Regione dell’Italia centrale, racchiusa tra il Mar Adriatico e gli Appennini, l’Abruzzo è meta perfetta per un turismo outdoor. E il merito va al suo territorio, per gran parte occupato da riserve nazionali e parchi naturali, con le città costiere che si alternano ai borghi medievali arroccati sulle colline. L’Abruzzo è il luogo ideale per un turismo sostenibile. Per attività all’aria aperta, per lo sport, per tour alla scoperta dei suoi paesaggi straordinari, e della sua cultura. D’estate come d’inverno. Vacanzattiva Network lo sa, e raccoglie sul suo sito interessanti proposte. Itinerari pensati per conoscere una Regione che non è solo mare, ma è anche natura ed emozione.

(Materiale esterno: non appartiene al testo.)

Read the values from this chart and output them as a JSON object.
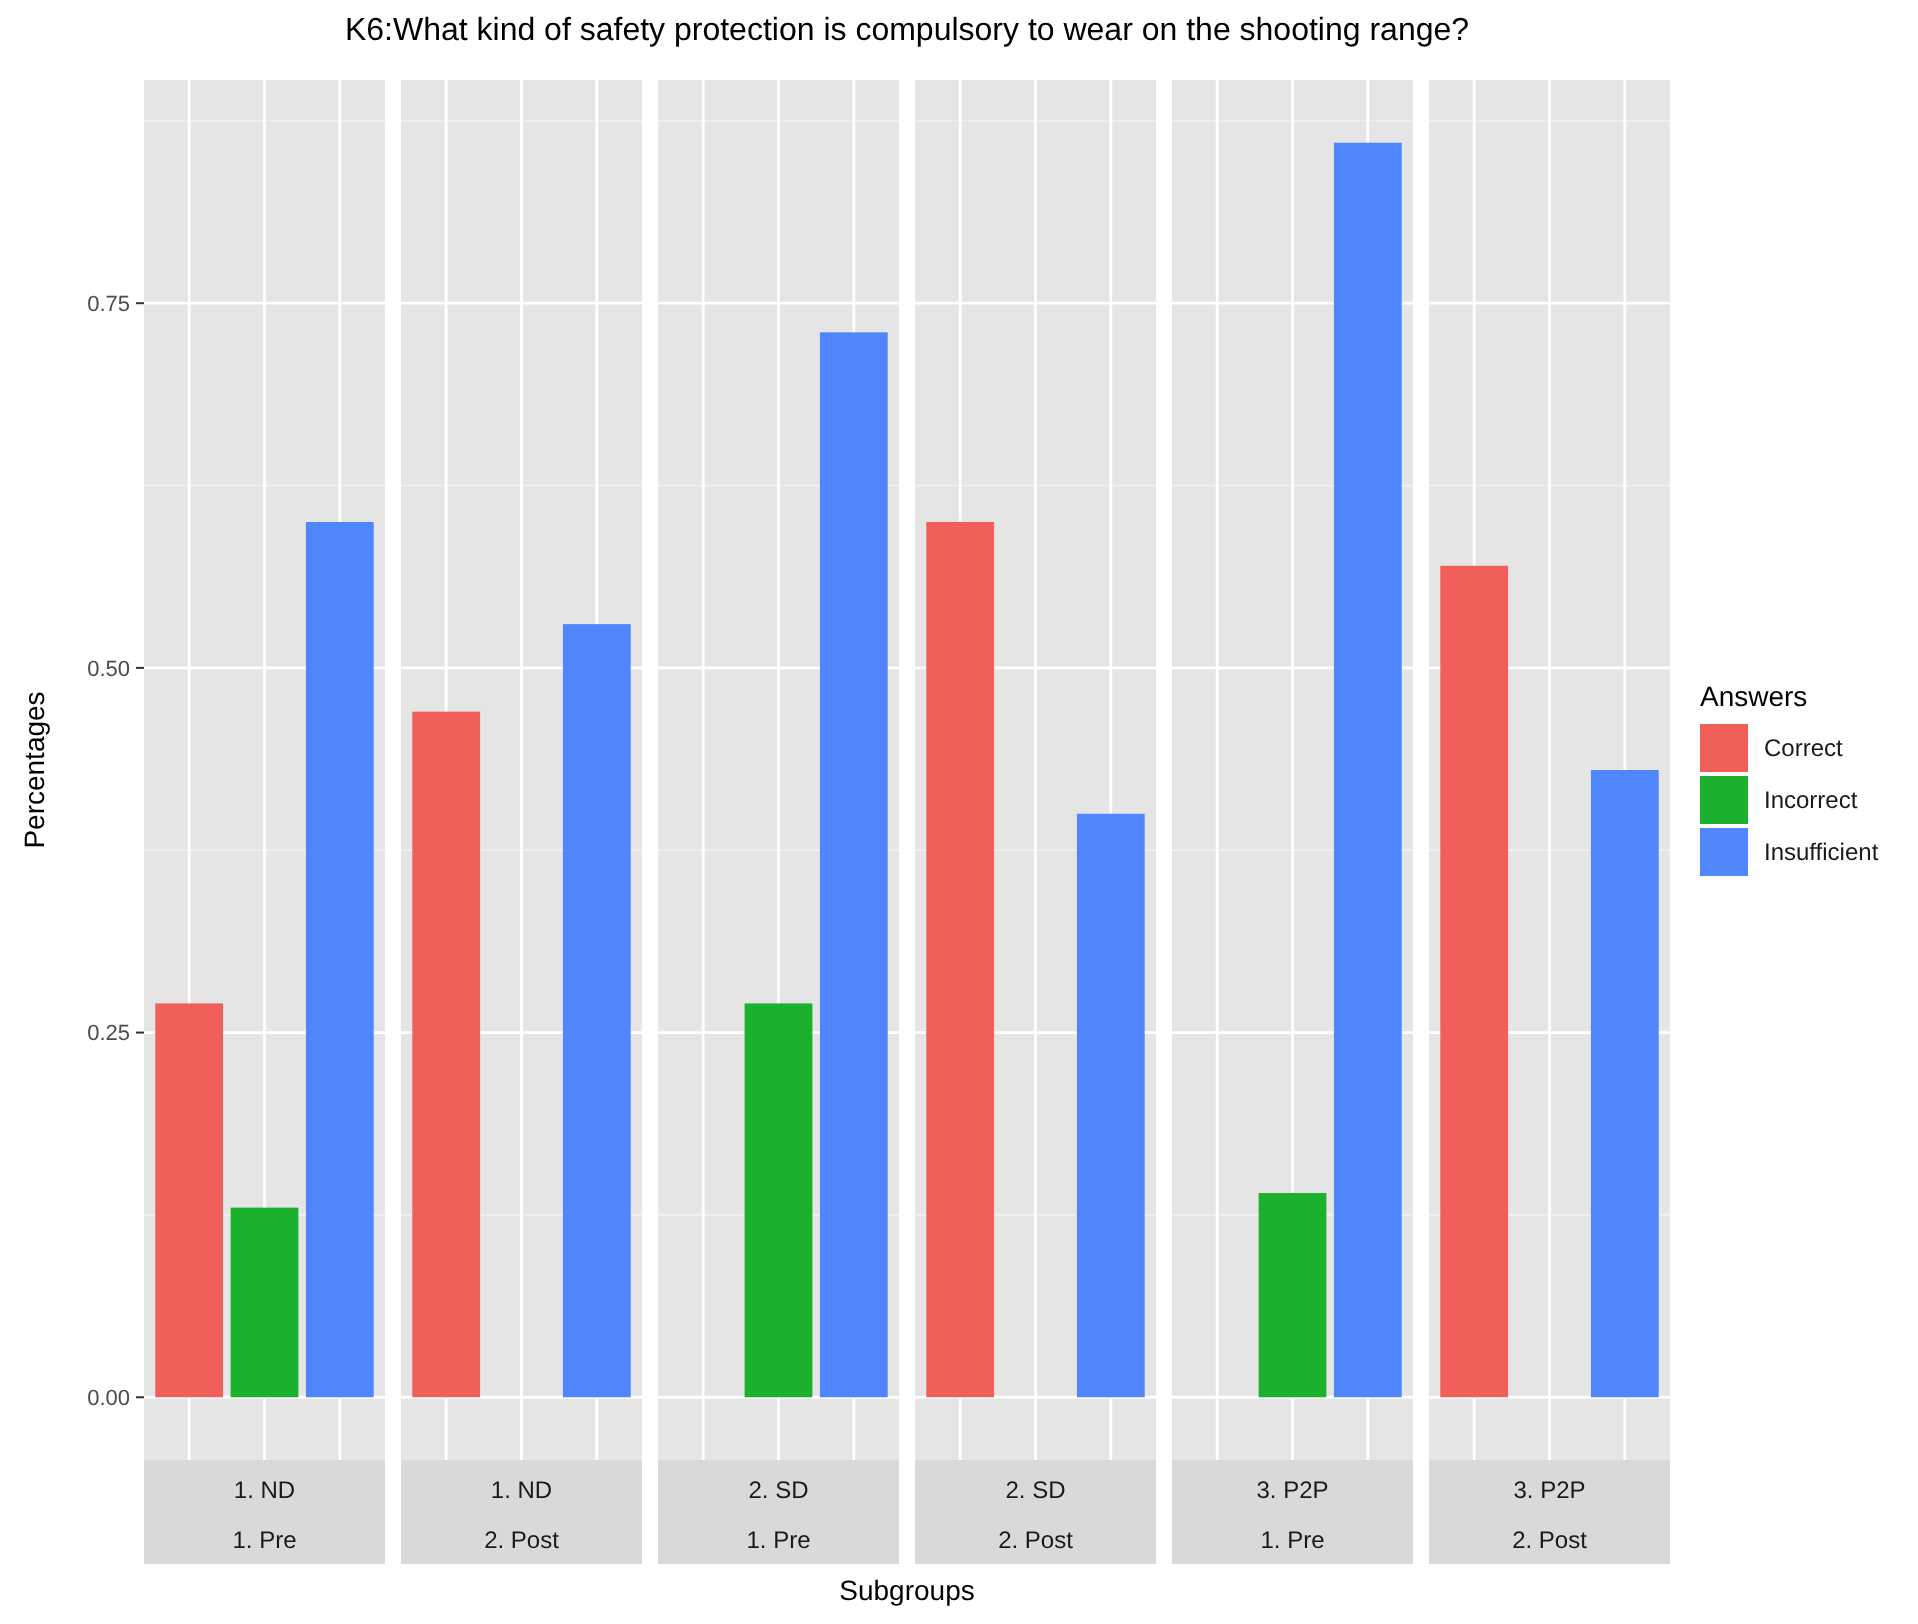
{
  "chart_data": {
    "type": "bar",
    "title": "K6:What kind of safety protection is compulsory to wear on the shooting range?",
    "xlabel": "Subgroups",
    "ylabel": "Percentages",
    "legend_title": "Answers",
    "categories": [
      "1. ND\n1. Pre",
      "1. ND\n2. Post",
      "2. SD\n1. Pre",
      "2. SD\n2. Post",
      "3. P2P\n1. Pre",
      "3. P2P\n2. Post"
    ],
    "series": [
      {
        "name": "Correct",
        "color": "#f15f5a",
        "values": [
          0.27,
          0.47,
          null,
          0.6,
          null,
          0.57
        ]
      },
      {
        "name": "Incorrect",
        "color": "#1bb02e",
        "values": [
          0.13,
          null,
          0.27,
          null,
          0.14,
          null
        ]
      },
      {
        "name": "Insufficient",
        "color": "#5086fd",
        "values": [
          0.6,
          0.53,
          0.73,
          0.4,
          0.86,
          0.43
        ]
      }
    ],
    "ylim": [
      -0.043,
      0.903
    ],
    "yticks": [
      {
        "value": 0,
        "label": "0.00"
      },
      {
        "value": 0.25,
        "label": "0.25"
      },
      {
        "value": 0.5,
        "label": "0.50"
      },
      {
        "value": 0.75,
        "label": "0.75"
      }
    ],
    "grid": true,
    "legend": "right"
  }
}
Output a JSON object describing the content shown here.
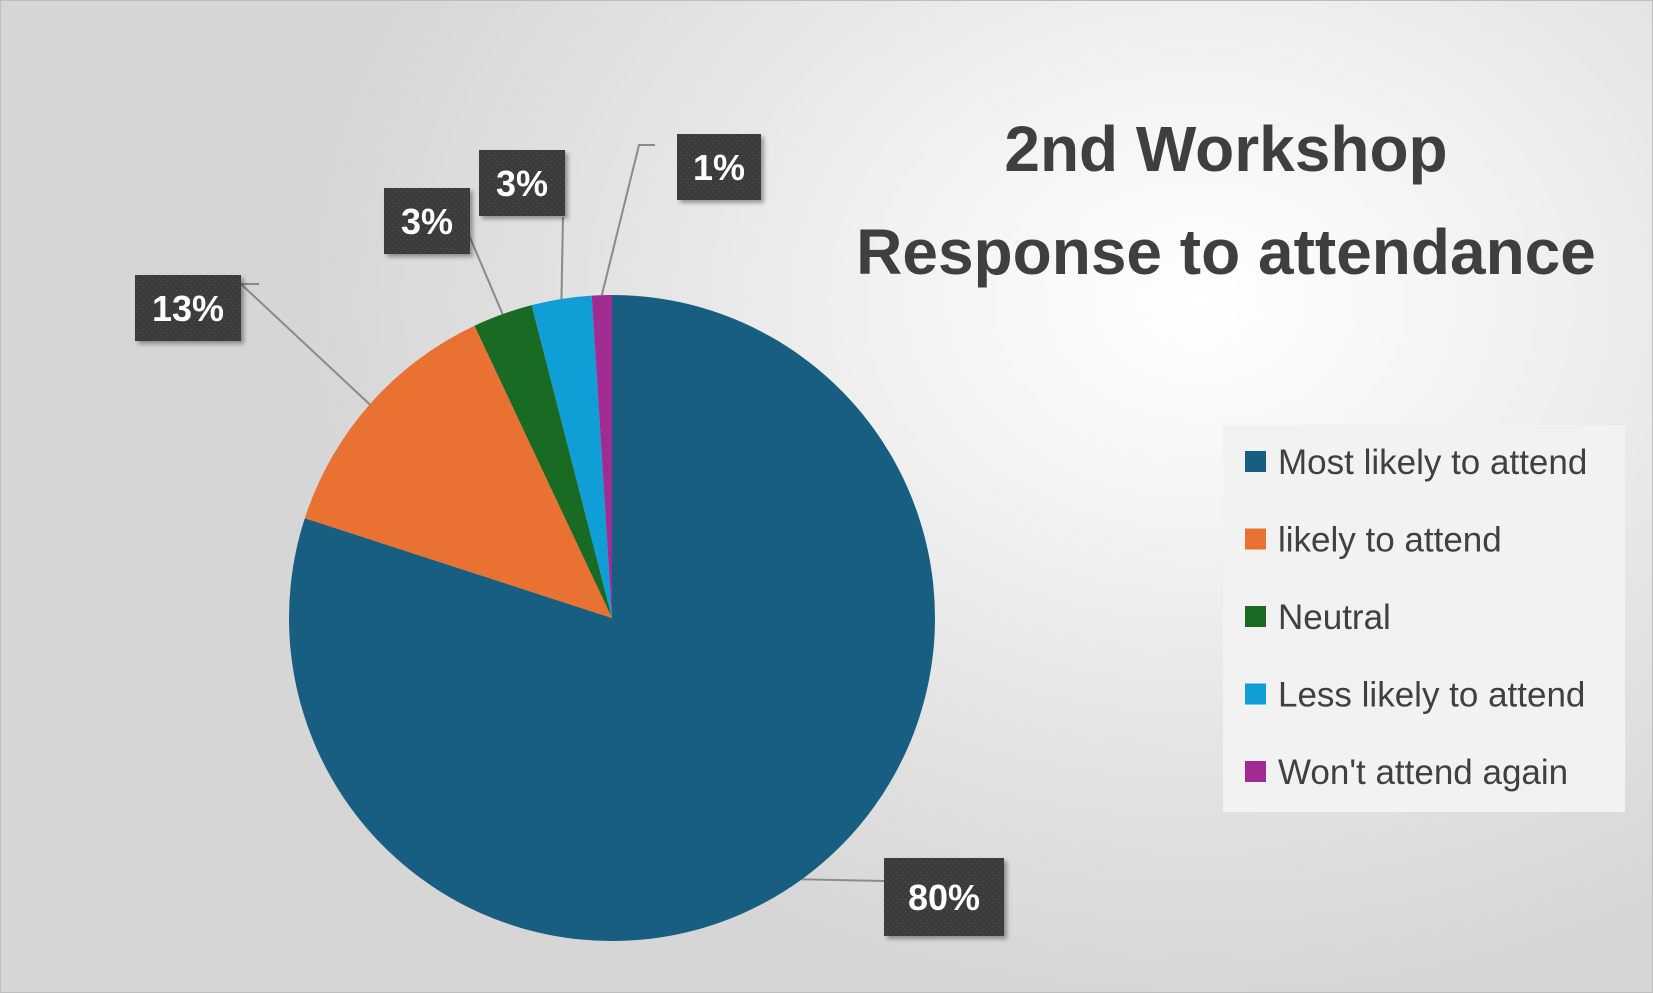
{
  "chart_data": {
    "type": "pie",
    "title": "2nd Workshop Response to attendance",
    "title_lines": [
      "2nd Workshop",
      "Response to attendance"
    ],
    "categories": [
      "Most likely to attend",
      "likely to attend",
      "Neutral",
      "Less likely to attend",
      "Won't attend again"
    ],
    "values": [
      80,
      13,
      3,
      3,
      1
    ],
    "data_labels": [
      "80%",
      "13%",
      "3%",
      "3%",
      "1%"
    ],
    "colors": [
      "#175e81",
      "#e97132",
      "#196b24",
      "#0f9ed5",
      "#a02b93"
    ],
    "legend_position": "right"
  }
}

Gli itinerari in mountain-bike

Per gli appassionati di MTB, l’Abruzzo offre scenari straordinari. A partire dai panorami delle sue montagne. Partendo da Castel del Monte (la “città della transumanza”), un itinerario lungo 17.6 km porta alla scoperta del Parco Nazionale del Gran Sasso e dei Monti della Laga. Conduce fino a Rocca Calascio, che per National Geographic è uno dei castelli più belli d’Europa (oltre ad essere uno dei più alti d’Italia), e poi su, ad un’altitudine compresa tra i 1000 e i 1500 metri. Ugualmente impegnativo è il percorso che ripercorre le tracce di Annibale, su quei Monti della Laga che segnano il confine tra l’Abruzzo e il Lazio. Qui i chilometri sono 31, con partenza da Crognaleto e con un itinerario che tocca Cervaro – con le sue case del Cinquecento e i resti degli antichi mulini – e Altovia, sita sulla via del Rifugio del Cegno e interessante per quelle abitazioni che, un tempo casa per i pastori, sono state ristrutturate di recente con l’utilizzo di materiali locali.

I percorsi su strada

Ma l’Abruzzo lo si può vivere anche con lentezza, pedalando per le sue valli e per le sue città. Un itinerario – per la verità molto impegnativo – è quello che, per 140 km, si snoda in Val Vibrata. E unisce Teramo ad Ascoli Piceno. I panorami sono mozzafiato, e permette di sfiorare le tante opere che – negli anni – l’uomo ha disseminato lungo la strada: manieri abbandonati, vecchi casolari. E poi gli ulivi secolari, le montagne, le Gole del Salinello (un canyon strettissimo che è una riserva naturale, con pareti a strapiombo sul fiume omonimo). Partendo dalla città costiera di Martinsicuro si pedala a ridosso del mare lungo la Ciclovia Adriatica, e ci si dirige poi verso l’antichissimo comune di Santo Omero. Da qui, salendo una collina si raggiungono Cesena e poi Campli (cittadella molto florida nel XIII e nel XIV secolo), per poi scalare i Monti della Laga verso Macchia da Sole e Settecerri. E ancor giù, direzione San Giacomo e Civitella del Tronto, verso il borgo agricolo di Corropoli (con le sue testimonianze romane) e Tortoreto Lido, una tra le più famose località turistiche della regione poco lontana da Martinsicuro. Molto più semplice è invece l’itinerario in bicicletta alla scoperta di Pescara, 15 km tra il centro storico, la natura e il lungomare nella città che ha dato i natali a Gabriele D’Annunzio. Tra i punti di interesse, la Pescara Vecchia, il Ponte del Mare – che, alto 466 metri, è il più grande ponte ciclo-pedonale d’Europa -, la “nave” di Cascella (una fontana ispirata ad una nave, e realizzata dall’artista Pietro Cascella in marmo di Carrara) e la riserva naturale “Pineta di Santa Filomena”, 20 ettari di sentieri e nidi di colorati uccelli.

Le attività sulla neve

Infine la neve, perché l’Abruzzo sa essere magnifico anche d’inverno. Sul Monte Cagno, rilievo poco conosciuto nei pressi della stazione sciistica di Campo Felice, un itinerario sulle ciaspole – lungo 6 km – conduce nel silenzio della faggeta, verso la vetta del monte. E permette di scoprire una vista straordinaria, che spazia sulla conca dell’Aquila, sul Gran Sasso, e su tutte le montagne della Regione. Infine, per chi volesse sciare, la meta perfetta è Roccaraso: 150 km di piste da discesa e 60 da fondo, tra il comprensorio sciistico dell’Alto Sangro e quello dell’Altopiano delle Cinque Miglia. È il più grande bacino sciistico del sud-Italia, questo, ma anche uno dei più estesi del Paese. Ed è luogo di adrenalina e di divertimento.